West Texas Intermediate (WTI) crude oil prices paused their recent decline, trading around $75.60 per barrel on Friday, up 0.21% for the day, though still on track for a weekly loss of approximately 10% following a sharp sell-off earlier in the week [1]. The market's sentiment improved significantly after the implementation of a 60-day memorandum of understanding between Washington and Tehran, which has reduced the geopolitical risk premium in energy prices as concerns over prolonged disruptions to oil exports from the Middle East have eased [1].

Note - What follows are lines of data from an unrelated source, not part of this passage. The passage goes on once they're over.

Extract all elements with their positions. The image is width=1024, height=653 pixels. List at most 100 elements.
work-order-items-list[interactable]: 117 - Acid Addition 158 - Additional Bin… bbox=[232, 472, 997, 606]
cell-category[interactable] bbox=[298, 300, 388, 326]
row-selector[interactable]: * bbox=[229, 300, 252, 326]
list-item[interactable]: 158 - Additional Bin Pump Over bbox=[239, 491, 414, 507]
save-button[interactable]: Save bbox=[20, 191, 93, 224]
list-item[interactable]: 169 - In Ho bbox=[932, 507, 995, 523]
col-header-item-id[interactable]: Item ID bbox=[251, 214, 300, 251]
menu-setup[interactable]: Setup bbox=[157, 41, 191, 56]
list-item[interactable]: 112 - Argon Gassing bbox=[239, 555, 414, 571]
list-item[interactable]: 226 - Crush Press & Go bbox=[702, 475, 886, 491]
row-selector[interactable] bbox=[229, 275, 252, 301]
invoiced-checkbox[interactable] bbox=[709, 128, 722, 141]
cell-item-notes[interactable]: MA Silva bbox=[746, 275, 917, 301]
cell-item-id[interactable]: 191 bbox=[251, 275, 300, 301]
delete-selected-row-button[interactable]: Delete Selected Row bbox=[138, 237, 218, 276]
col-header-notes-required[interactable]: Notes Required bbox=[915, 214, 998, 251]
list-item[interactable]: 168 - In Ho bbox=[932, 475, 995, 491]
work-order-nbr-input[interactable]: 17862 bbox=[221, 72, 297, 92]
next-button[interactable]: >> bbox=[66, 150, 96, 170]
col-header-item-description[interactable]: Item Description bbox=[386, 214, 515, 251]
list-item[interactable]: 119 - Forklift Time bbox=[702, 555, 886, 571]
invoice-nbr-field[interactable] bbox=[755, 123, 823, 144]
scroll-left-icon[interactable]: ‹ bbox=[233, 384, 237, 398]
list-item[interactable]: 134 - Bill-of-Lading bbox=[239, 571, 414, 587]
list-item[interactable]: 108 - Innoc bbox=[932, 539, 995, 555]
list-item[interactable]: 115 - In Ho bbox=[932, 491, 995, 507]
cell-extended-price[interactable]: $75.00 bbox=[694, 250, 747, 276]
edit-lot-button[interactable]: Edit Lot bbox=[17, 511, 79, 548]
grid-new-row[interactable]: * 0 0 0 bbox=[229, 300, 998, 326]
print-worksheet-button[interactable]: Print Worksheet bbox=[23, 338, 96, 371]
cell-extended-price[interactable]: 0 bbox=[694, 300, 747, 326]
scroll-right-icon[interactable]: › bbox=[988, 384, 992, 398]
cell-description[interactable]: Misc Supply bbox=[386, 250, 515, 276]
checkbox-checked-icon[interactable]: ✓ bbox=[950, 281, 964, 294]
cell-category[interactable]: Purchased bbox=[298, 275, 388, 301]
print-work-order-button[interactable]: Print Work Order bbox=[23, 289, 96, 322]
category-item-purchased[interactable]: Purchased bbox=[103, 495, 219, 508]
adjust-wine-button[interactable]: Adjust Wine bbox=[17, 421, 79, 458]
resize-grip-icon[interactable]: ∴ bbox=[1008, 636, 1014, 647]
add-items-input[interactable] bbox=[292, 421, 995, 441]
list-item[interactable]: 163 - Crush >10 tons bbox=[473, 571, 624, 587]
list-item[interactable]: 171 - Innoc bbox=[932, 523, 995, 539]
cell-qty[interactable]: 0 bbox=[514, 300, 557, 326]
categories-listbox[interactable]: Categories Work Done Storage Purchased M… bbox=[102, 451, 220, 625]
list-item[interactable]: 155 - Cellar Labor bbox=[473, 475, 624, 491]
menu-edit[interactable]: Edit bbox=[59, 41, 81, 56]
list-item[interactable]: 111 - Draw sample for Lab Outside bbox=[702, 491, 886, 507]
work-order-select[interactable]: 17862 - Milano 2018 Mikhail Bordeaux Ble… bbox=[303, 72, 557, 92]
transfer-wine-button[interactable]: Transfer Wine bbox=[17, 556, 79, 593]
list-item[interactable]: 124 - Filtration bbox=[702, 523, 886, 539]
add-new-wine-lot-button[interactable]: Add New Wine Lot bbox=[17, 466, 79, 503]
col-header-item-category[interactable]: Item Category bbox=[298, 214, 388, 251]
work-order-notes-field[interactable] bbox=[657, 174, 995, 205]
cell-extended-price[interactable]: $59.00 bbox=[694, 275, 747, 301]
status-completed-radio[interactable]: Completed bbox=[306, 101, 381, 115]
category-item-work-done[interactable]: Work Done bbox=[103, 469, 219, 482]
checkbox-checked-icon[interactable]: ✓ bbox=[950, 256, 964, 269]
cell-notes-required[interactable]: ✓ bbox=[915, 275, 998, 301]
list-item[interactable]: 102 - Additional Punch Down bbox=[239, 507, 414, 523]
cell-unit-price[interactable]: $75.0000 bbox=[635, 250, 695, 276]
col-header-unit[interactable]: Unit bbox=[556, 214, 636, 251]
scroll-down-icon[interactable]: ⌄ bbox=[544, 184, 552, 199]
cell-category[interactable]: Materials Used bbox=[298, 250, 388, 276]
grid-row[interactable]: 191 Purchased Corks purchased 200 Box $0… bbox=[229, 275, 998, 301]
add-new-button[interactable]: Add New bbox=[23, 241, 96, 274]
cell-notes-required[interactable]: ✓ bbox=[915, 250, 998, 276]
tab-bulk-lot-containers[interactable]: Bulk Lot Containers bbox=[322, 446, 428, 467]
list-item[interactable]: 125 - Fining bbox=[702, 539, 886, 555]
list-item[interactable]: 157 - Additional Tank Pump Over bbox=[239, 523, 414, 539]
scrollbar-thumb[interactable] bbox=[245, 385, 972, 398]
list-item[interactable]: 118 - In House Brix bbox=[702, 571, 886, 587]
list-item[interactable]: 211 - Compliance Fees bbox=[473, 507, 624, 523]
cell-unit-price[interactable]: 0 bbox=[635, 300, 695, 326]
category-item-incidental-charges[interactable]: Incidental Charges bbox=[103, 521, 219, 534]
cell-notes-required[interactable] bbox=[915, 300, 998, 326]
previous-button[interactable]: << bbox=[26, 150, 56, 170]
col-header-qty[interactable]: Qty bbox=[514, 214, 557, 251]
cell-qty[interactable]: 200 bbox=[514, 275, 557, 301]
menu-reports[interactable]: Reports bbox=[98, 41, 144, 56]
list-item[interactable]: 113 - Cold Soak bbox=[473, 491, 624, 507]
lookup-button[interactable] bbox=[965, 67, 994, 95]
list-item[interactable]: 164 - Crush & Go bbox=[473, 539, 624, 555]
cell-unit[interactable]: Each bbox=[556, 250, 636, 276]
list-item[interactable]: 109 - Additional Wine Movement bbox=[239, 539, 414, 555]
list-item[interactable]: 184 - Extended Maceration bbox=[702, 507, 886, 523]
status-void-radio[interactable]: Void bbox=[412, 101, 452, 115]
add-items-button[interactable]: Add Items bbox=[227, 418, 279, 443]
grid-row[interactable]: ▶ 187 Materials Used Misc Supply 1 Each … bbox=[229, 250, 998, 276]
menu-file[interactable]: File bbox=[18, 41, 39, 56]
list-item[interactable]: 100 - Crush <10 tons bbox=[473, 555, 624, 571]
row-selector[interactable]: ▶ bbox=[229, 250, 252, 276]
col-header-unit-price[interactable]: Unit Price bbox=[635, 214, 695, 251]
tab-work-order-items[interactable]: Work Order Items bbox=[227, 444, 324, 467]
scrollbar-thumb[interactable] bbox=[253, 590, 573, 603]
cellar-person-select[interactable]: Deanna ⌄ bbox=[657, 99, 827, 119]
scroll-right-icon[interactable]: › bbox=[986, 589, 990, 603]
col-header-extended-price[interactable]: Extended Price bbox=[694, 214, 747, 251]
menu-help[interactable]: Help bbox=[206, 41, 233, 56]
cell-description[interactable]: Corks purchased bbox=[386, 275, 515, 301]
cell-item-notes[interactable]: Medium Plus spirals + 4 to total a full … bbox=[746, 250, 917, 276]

Shipping traffic is gradually resuming through the Strait of Hormuz, a critical chokepoint for global oil trade. The US Central Command (CENTCOM) announced the lifting of all maritime restrictions on traffic to and from Iranian ports and coastal waters, and several previously stranded crude cargoes have begun leaving the region, improving global supply prospects [1]. US Vice President JD Vance confirmed that 12.5 million barrels of oil passed through the Strait overnight without interference from Iran, further supporting the view that shipping conditions are normalizing [1]. Additionally, Kuwait has announced plans to gradually increase oil production, reinforcing expectations of improved supply availability [1].
Despite these positive developments, some caution remains. Rabobank noted that while the agreement reduces immediate risks for the global economy, questions persist regarding the future administration of the Strait of Hormuz. Iran is reportedly considering the introduction of maritime fees after the 60-day period, a move opposed by US President Donald Trump [1]. Deutsche Bank observed that the initial resumption of oil flows pressured crude prices lower, but the market later stabilized as exports through the Strait resumed, easing concerns about global supply disruptions. However, uncertainty about longer-term negotiations continues to linger [1].
CONCLUSION
The resumption of crude shipments through the Strait of Hormuz and improved diplomatic relations have eased immediate supply concerns, stabilizing WTI oil prices after a sharp decline. While market sentiment has improved and supply prospects look better, unresolved issues regarding future maritime administration and potential fees keep some uncertainty in the outlook.